Breaking The Taboo
Why the lack of education limits our perception of the world
A dialog between Ivaylo Vezenkov and Tina Eshieva
Orpheum theater (Phoenix, Arizona) awaiting for speakers
“Political bodies” was the theme of a discussion that we saw in a brochure near the entrance to the Cronkite School. The upcoming conversation seemed to be about gender and reproductive rights. Political bodies? Gender? These topics are often neglected. It was interesting to hear what the people of Phoenix think about identity in the context of policy. So the intriguing title brought us to a very beautiful building called The Orpheum theater, located in the downtown Phoenix. At the entrance we noticed people of different ages, students and families.
We plunged into the atmosphere quickly. The conversation was promising from the very beginning. We heard stories that in half of the world are still taboo. We had the chance to hear the uplifting story of the first transgender judge in the country, to find out how courageous it was to get out of the closet, to be yourself and to inspire other people to do the same. Above all, we saw people fighting for a cause, human rights and equality.
Even after the end of the discussion, when we walked out, we reflected on what we saw, while watching the endless sky of Phoenix and listening to the background music of a street musician.
Tina: Ivaylo, how did you find the event? I could never imagine such a discussion in Kyrgyz Republic, people do not come to the theater to discuss hidden topics.
Ivaylo: Discussions like this remind us that we still have a long way to go. I can’t wait for the moment when these topics will not be a taboo anymore, when we will finally stop labeling people. Also, I think that we are going in the right direction. More and more people need to hear these profound stories, to meet these people and to see that it’s only our perception and our prejudice that make them different. We are all people.
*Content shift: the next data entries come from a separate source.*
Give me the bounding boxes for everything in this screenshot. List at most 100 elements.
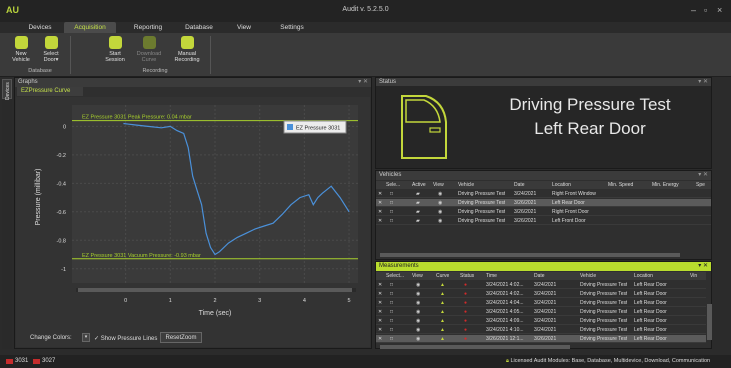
tab-reporting[interactable]: Reporting <box>124 22 172 33</box>
view-eye-icon[interactable]: ◉ <box>416 317 420 325</box>
remove-icon[interactable]: ✕ <box>378 190 382 198</box>
col-header[interactable]: Location <box>634 272 653 280</box>
vehicles-hscroll-thumb[interactable] <box>380 253 680 257</box>
remove-icon[interactable]: ✕ <box>378 308 382 316</box>
active-car-icon: ▰ <box>416 200 420 206</box>
vehicle-row[interactable]: ✕ □ ▰ ◉ Driving Pressure Test 3/26/2021 Left F… <box>376 217 711 225</box>
select-checkbox[interactable]: □ <box>390 308 393 316</box>
col-header[interactable]: Date <box>514 181 525 189</box>
minimize-button[interactable]: – <box>691 5 696 15</box>
col-header[interactable]: Active <box>412 181 426 189</box>
view-eye-icon[interactable]: ◉ <box>438 217 442 225</box>
col-header[interactable]: Date <box>534 272 545 280</box>
view-eye-icon[interactable]: ◉ <box>416 290 420 298</box>
view-eye-icon[interactable]: ◉ <box>416 335 420 343</box>
measurement-row[interactable]: ✕ □ ◉ ▲ ● 3/24/2021 4:04... 3/24/2021 Driving P… <box>376 299 706 307</box>
remove-icon[interactable]: ✕ <box>378 299 382 307</box>
measurement-row[interactable]: ✕ □ ◉ ▲ ● 3/24/2021 4:02... 3/24/2021 Driving P… <box>376 290 706 298</box>
view-eye-icon[interactable]: ◉ <box>416 308 420 316</box>
new-vehicle-button[interactable]: New Vehicle <box>8 36 34 63</box>
select-door-button[interactable]: Select Door▾ <box>38 36 64 63</box>
select-checkbox[interactable]: □ <box>390 199 393 207</box>
col-header[interactable]: Vehicle <box>580 272 596 280</box>
vacuum-pressure-label: EZ Pressure 3031 Vacuum Pressure: -0.93 … <box>82 253 201 259</box>
manual-recording-button[interactable]: Manual Recording <box>170 36 204 63</box>
measurements-vscroll-thumb[interactable] <box>707 304 712 340</box>
tab-view[interactable]: View <box>226 22 262 33</box>
tab-acquisition[interactable]: Acquisition <box>64 22 116 33</box>
remove-icon[interactable]: ✕ <box>378 281 382 289</box>
legend-checkbox[interactable] <box>287 124 293 130</box>
remove-icon[interactable]: ✕ <box>378 335 382 343</box>
col-header[interactable]: Vin <box>690 272 697 280</box>
select-checkbox[interactable]: □ <box>390 290 393 298</box>
select-checkbox[interactable]: □ <box>390 217 393 225</box>
view-eye-icon[interactable]: ◉ <box>438 190 442 198</box>
remove-icon[interactable]: ✕ <box>378 326 382 334</box>
view-eye-icon[interactable]: ◉ <box>416 281 420 289</box>
remove-icon[interactable]: ✕ <box>378 199 382 207</box>
tab-ezpressure-curve[interactable]: EZPressure Curve <box>17 87 83 96</box>
reset-zoom-button[interactable]: ResetZoom <box>160 332 202 343</box>
vehicle-row[interactable]: ✕ □ ▰ ◉ Driving Pressure Test 3/26/2021 Left R… <box>376 199 711 207</box>
col-header[interactable]: Status <box>460 272 474 280</box>
select-checkbox[interactable]: □ <box>390 190 393 198</box>
download-curve-button[interactable]: Download Curve <box>134 36 164 63</box>
vehicles-header-row: Sele... Active View Vehicle Date Locatio… <box>376 181 711 189</box>
select-checkbox[interactable]: □ <box>390 208 393 216</box>
tab-settings[interactable]: Settings <box>268 22 316 33</box>
col-header[interactable]: View <box>433 181 444 189</box>
vehicle-cell: Driving Pressure Test <box>580 291 628 297</box>
measurement-row[interactable]: ✕ □ ◉ ▲ ● 3/24/2021 4:09... 3/24/2021 Driving P… <box>376 317 706 325</box>
col-header[interactable]: Min. Energy <box>652 181 679 189</box>
vehicle-cell: Driving Pressure Test <box>458 218 506 224</box>
col-header[interactable]: Min. Speed <box>608 181 633 189</box>
view-eye-icon[interactable]: ◉ <box>438 199 442 207</box>
start-session-button[interactable]: Start Session <box>102 36 128 63</box>
panel-pin-close-icon[interactable]: ▾ ✕ <box>698 262 708 271</box>
select-checkbox[interactable]: □ <box>390 299 393 307</box>
select-checkbox[interactable]: □ <box>390 281 393 289</box>
view-eye-icon[interactable]: ◉ <box>438 208 442 216</box>
col-header[interactable]: Time <box>486 272 497 280</box>
x-tick-label: 5 <box>348 298 351 304</box>
measurements-hscroll-thumb[interactable] <box>380 345 570 349</box>
measurement-row[interactable]: ✕ □ ◉ ▲ ● 3/24/2021 4:02... 3/24/2021 Driving P… <box>376 281 706 289</box>
col-header[interactable]: View <box>412 272 423 280</box>
col-header[interactable]: Spe <box>696 181 705 189</box>
panel-pin-close-icon[interactable]: ▾ ✕ <box>698 171 708 180</box>
select-checkbox[interactable]: □ <box>390 335 393 343</box>
show-pressure-lines-checkbox[interactable]: ✓ Show Pressure Lines <box>94 335 157 342</box>
col-header[interactable]: Curve <box>436 272 449 280</box>
maximize-button[interactable]: ▫ <box>704 5 707 15</box>
x-tick-label: 4 <box>303 298 306 304</box>
remove-icon[interactable]: ✕ <box>378 217 382 225</box>
tab-database[interactable]: Database <box>176 22 222 33</box>
close-button[interactable]: × <box>717 5 722 15</box>
select-checkbox[interactable]: □ <box>390 326 393 334</box>
view-eye-icon[interactable]: ◉ <box>416 299 420 307</box>
x-axis-label: Time (sec) <box>199 310 232 317</box>
vehicle-row[interactable]: ✕ □ ▰ ◉ Driving Pressure Test 3/26/2021 Right … <box>376 208 711 216</box>
select-checkbox[interactable]: □ <box>390 317 393 325</box>
manual-recording-label: Manual Recording <box>174 51 200 63</box>
tab-devices[interactable]: Devices <box>20 22 60 33</box>
view-eye-icon[interactable]: ◉ <box>416 326 420 334</box>
col-header[interactable]: Vehicle <box>458 181 474 189</box>
vehicle-row[interactable]: ✕ □ ▰ ◉ Driving Pressure Test 3/24/2021 Right … <box>376 190 711 198</box>
measurement-row[interactable]: ✕ □ ◉ ▲ ● 3/26/2021 12:1... 3/26/2021 Driving P… <box>376 335 706 343</box>
remove-icon[interactable]: ✕ <box>378 290 382 298</box>
col-header[interactable]: Location <box>552 181 571 189</box>
pressure-chart[interactable]: 0 -0.2 -0.4 -0.6 -0.8 -1 0 1 2 3 4 5 EZ Pressure 30… <box>16 97 370 347</box>
graphs-panel-header: Graphs ▾ ✕ <box>15 78 371 87</box>
devices-side-tab[interactable]: Devices <box>2 79 12 100</box>
horizontal-scrollbar-thumb[interactable] <box>78 288 352 292</box>
col-header[interactable]: Select... <box>386 272 404 280</box>
remove-icon[interactable]: ✕ <box>378 208 382 216</box>
remove-icon[interactable]: ✕ <box>378 317 382 325</box>
panel-pin-close-icon[interactable]: ▾ ✕ <box>358 78 368 87</box>
color-dropdown[interactable]: ▾ <box>82 333 90 342</box>
measurement-row[interactable]: ✕ □ ◉ ▲ ● 3/24/2021 4:05... 3/24/2021 Driving P… <box>376 308 706 316</box>
col-header[interactable]: Sele... <box>386 181 400 189</box>
measurement-row[interactable]: ✕ □ ◉ ▲ ● 3/24/2021 4:10... 3/24/2021 Driving P… <box>376 326 706 334</box>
Ivaylo: What was the most interesting moment, that you will remember from this discussion?
Tina: The most interesting moment was the story of Phyllis Randolph Frye, in which she explained the transition period in her life. She talked about the obstacles that transgender people face. Although it’s still hard to come out of the closet and to be accepted nowadays, in the past it was even harder. Further, one of the other speakers mentioned the importance of the voices of people. If you want to be heard, you should actively participate in the decision making and vote.
Phyllis Randolph Frye, first transgender judge in U.S., grandmother of the National Transgender Legal and Political Movement
Jennifer Finney Boylan, LGBT advocate, NYT bestseller
Tina: How do we develop a tolerant global society?
Ivaylo: Maybe we can use the U.S example, a diverse country built on the foundations of tolerance and acceptance. This didn’t happened overnight but after years of human rights battle for equality. In my opinion the key is the education and the chance to have more knowledge, to meet people who are different than you. If people are more informed, there will be more chances for understanding. It might sound trivial but the lack of education limits our perception of the world.
LGBT rights in our countries:
- In Bulgaria, since 2003, the Protection Against Discrimination Act prohibits discrimination & hate speech on the basis of sexual orientation. In 2015 the parliament passed an amendment to the law that forbids discrimination of transgender people. Same sex marriage is not legalized in Bulgaria.
- Level of homophobia in the Kyrgyz Republic is high; the Parliament of Kyrgyz Republic in 2013 initiated the law to prohibit promoting topics related to the LGBT community – the so called “anti-gay propaganda”. It is actually a copy version of the Russian discriminatory law. The Kyrgyz version passed the first two readings in the Parliament with a large majority of voices. So if this law passed, it would criminalise dissemination of information aimed at forming positive attitudes toward nontraditional sexual relations, including in print media, radio, television, public assemblies and Internet. This is one of the big challenges in terms of human rights and rights of LGBT community in Kyrgyz Republic.